Here's the top things I learned:
-Hack days rule as a way of learning new things. In a day, we were able to go from not knowing much about Hadoop to being able to build real systems with it. The competitive motivation + the ability to learn from each other really accelerated individual learning to an almost unbelievable extent. Everyone who competed produced working code that did something at least moderately impressive, even though only one team had any previous Hadoop experience!
-Infrastructure and Architecture are coming closer together, in that software engineers need to understand a LOT more about the core infrastructure in order to do their jobs. At times the hackday seemed as much an #awshackday as a #hadoophackday. Learning how to use ElasticMapReduce, EC2, S3, and Elastic Block Storage were as central to the experience as learning how to code in Pig and Hive.
-Pig and Hive, are very powerful languages for scripting Hadoop jobs. The final programs submitted by participants were often less than 100 lines long, yet performed very powerful transformations on large data sets. The learning curve was manageable, certainly much less than learning a new high-powered language like python or ruby.
-Elastic MapReduce (from Amazon) is the ultimate gateway drug for parellel computing. Every participant was able to start running simple hadoop programs in less than an hour, without installing anything on their laptops!). However, the versions of Hadoop and Pig that come with it are quite old, and given the number of nodes one will need in production, it will be much cheaper to run the cloudera distribution of hadoop on ec2 machines that you rent on the amazon spot market. For experimentation, it's hard to argue against Elastic MapReduce. The hosting bill for the entire hackday came to 22$!

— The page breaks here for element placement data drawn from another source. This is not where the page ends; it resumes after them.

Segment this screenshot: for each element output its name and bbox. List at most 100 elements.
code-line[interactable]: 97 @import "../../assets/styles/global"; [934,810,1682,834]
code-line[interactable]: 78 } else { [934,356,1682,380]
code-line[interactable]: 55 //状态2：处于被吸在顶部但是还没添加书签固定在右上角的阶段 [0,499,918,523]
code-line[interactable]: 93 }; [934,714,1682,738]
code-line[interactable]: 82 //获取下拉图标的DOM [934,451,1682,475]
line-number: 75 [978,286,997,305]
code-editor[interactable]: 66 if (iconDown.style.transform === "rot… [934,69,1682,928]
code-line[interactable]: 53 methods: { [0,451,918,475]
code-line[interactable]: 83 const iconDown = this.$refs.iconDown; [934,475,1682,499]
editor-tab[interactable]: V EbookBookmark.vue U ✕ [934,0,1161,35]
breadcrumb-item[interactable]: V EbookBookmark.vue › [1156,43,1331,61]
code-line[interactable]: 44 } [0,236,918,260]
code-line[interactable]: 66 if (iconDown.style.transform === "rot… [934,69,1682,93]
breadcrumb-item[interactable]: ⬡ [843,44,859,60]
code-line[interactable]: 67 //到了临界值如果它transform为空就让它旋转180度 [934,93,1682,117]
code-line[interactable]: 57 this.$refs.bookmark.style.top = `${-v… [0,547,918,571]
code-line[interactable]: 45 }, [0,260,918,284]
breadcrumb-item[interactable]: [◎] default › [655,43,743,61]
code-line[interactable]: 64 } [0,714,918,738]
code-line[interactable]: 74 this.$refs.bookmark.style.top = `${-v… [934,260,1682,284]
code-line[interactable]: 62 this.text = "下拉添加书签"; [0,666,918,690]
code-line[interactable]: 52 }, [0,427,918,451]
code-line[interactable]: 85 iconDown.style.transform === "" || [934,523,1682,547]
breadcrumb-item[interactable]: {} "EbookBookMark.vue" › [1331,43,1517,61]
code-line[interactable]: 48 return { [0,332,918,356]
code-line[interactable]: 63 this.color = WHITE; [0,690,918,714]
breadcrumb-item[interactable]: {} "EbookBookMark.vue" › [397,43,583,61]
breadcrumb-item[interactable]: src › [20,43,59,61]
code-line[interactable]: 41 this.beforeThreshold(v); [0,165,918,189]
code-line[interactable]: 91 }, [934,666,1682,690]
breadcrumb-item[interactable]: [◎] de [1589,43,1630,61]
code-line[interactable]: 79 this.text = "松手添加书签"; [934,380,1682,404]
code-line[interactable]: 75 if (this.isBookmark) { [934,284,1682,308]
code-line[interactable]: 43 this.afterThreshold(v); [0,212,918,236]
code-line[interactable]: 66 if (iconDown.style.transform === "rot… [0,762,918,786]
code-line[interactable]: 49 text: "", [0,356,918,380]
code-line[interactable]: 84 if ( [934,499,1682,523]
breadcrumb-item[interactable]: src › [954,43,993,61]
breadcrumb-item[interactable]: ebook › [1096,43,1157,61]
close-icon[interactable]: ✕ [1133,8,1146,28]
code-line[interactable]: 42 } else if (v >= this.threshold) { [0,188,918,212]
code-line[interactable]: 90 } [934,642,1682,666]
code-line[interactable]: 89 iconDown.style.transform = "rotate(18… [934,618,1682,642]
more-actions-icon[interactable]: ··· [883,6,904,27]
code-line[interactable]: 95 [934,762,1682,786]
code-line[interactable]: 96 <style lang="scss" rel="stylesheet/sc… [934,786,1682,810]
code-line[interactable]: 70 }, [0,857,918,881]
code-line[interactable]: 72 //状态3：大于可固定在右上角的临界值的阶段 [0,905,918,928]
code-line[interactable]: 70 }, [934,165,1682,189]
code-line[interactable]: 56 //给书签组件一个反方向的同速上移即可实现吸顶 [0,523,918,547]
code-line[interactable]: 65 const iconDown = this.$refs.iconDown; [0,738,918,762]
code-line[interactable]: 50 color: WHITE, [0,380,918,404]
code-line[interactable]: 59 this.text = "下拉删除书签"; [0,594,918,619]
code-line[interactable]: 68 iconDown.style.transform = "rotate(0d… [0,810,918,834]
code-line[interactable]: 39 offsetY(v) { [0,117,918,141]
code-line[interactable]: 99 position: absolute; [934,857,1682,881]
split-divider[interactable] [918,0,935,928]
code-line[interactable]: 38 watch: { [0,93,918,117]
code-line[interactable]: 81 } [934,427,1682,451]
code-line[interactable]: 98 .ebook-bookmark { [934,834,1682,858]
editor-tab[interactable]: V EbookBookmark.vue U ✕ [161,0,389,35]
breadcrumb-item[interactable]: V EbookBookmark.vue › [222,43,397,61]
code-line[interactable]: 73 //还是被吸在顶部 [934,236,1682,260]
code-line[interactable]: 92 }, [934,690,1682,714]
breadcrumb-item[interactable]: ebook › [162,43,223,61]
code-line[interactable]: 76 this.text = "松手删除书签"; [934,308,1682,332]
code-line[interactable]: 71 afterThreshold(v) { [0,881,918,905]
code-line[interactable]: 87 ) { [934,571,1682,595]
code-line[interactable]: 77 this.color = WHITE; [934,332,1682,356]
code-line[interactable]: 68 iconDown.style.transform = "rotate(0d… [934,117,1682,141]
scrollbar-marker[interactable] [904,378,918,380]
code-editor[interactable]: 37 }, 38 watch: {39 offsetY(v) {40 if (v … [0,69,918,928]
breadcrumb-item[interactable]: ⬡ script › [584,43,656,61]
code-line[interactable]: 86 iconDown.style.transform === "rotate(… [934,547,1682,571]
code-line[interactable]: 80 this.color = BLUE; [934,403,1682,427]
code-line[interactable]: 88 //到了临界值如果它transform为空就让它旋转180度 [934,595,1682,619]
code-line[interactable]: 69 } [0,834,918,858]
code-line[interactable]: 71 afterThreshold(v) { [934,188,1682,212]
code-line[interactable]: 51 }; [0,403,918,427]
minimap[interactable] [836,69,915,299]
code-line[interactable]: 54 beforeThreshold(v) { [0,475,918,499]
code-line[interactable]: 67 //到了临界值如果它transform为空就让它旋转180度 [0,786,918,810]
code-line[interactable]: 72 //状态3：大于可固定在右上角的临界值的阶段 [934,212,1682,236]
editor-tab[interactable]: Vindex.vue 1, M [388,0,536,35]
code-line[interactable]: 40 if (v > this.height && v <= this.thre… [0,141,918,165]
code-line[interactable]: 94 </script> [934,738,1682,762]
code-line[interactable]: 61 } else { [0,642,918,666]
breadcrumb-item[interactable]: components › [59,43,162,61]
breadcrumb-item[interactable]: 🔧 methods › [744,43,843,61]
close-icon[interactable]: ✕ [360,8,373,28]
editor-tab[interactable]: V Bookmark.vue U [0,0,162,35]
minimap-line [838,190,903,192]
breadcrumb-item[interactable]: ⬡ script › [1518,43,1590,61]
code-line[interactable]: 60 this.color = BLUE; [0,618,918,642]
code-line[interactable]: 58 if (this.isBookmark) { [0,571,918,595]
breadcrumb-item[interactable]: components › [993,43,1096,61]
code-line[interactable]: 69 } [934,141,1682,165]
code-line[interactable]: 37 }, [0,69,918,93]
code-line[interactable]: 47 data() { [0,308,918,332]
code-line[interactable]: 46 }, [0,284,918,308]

-Hadoop is very resource-intensive! We started out using 1-node clusters to run our jobs against small subsets of data. Very quickly teams started upgrading to 5-node clusters due to the amount of time they were having to wait for results. Final runs against full data sets were powered by 10-node clusters of "medium" ec2 servers. You have no choice but to use cloud computing for these kinds of jobs, because it seems to me that production use could easily require 100s of nodes, and no one would want to buy that many servers for machines that they only use one hour a day.
-Moving data to the compute cluster was more of a limiting factor than we had anticipated. Most people wanted to work on BIG (at least 1GB) data sets, and copying that from the slideshare cluster to s3, then from s3 to the hadoop file sytem took a lot of time. If this is a limiting factor for your app, you'll need host your whole app in the cloud, or use a physical hosting provider who also provides cloud computing services (like softlayer or rackspace).
That's it! We can't wait to start diving into using hadoop in production, and we'll probably organize more public hackdays in the next few months, since this one was so successful.